Hector whined as if offended on Helen’s behalf.
Fletch warmed to her theme. “Don’t think your doctor will hang around, either. His sort, full of newfangled ideas and nonsense, move on fast.”
Yes, but he’ll take me with him. You don’t know him. You don’t know what a man as good as Will is capable of.
“And when he’s gone,” Fletch went on, “then it’ll be you and me again.”
The thought chilled Helen down to the marrow. “I wonder why you take such pleasure in the prospect.” She stood, turning in time to catch the flash of unease in the nurse’s expression.
“I don’t know what you’re talking about.”
But she did; Helen sensed it. “Do you actually imagine this is how real nurses behave?”
“Real nurses?
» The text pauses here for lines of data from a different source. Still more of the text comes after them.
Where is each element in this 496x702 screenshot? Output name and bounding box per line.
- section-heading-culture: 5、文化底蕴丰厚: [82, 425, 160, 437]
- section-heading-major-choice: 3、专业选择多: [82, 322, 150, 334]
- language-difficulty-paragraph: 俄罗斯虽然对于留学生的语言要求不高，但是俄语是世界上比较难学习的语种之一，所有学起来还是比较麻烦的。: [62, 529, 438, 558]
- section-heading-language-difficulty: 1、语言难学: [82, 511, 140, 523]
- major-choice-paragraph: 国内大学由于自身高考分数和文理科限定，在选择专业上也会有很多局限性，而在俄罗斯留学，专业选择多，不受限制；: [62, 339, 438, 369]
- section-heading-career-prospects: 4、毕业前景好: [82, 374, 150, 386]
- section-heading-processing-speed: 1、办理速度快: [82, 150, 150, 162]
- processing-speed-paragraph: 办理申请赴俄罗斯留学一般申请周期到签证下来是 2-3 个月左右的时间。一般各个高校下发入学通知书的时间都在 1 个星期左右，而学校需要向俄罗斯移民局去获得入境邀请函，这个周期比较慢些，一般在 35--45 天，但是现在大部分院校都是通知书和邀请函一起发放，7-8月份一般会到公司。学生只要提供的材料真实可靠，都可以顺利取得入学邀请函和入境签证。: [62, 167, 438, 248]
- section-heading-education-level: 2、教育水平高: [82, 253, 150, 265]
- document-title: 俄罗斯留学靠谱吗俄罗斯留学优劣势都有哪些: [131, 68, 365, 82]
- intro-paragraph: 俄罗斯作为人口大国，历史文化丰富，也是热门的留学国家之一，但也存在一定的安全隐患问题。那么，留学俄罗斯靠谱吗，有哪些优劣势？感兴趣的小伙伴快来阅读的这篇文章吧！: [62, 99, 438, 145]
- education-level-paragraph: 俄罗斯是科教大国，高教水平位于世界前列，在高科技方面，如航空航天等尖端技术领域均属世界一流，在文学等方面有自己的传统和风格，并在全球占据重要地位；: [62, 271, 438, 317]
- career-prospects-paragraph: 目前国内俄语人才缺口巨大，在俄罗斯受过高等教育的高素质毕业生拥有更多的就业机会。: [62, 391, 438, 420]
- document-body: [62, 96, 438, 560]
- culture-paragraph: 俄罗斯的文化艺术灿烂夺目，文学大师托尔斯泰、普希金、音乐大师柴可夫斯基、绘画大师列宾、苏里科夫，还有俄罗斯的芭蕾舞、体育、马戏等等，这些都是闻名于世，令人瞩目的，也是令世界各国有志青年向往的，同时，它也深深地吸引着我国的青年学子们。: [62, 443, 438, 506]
You cheeky cow! I—” Fletch took a step forward.
Hector lunged, teeth bared, a low growl emitting from the back of his throat. Helen hadn’t realized how closely he’d been keeping watch on the situation. Just like Will, he’d been quietly guarding her all this time.
“Back away slowly,” Helen said. “He doesn’t like you, and neither do I.”
Fletch took several hasty steps until she stood flat against the wall of the attic corridor.
“Here, boy,” Helen called.
Immediately, the dog returned to her side and buried his head again in the folds of her skirt. This time Helen didn’t care about his slobber on the fabric.
“What do I care if you don’t like me?” Fletch said, voice trembling. “No one cares what you think.” But she edged away, and soon Helen heard feet descending the attic stairs.
Will cares. The thought came unbidden. Will cares what I think.
Absently, she stroked Hector’s ears; he always liked that. “Good boy.”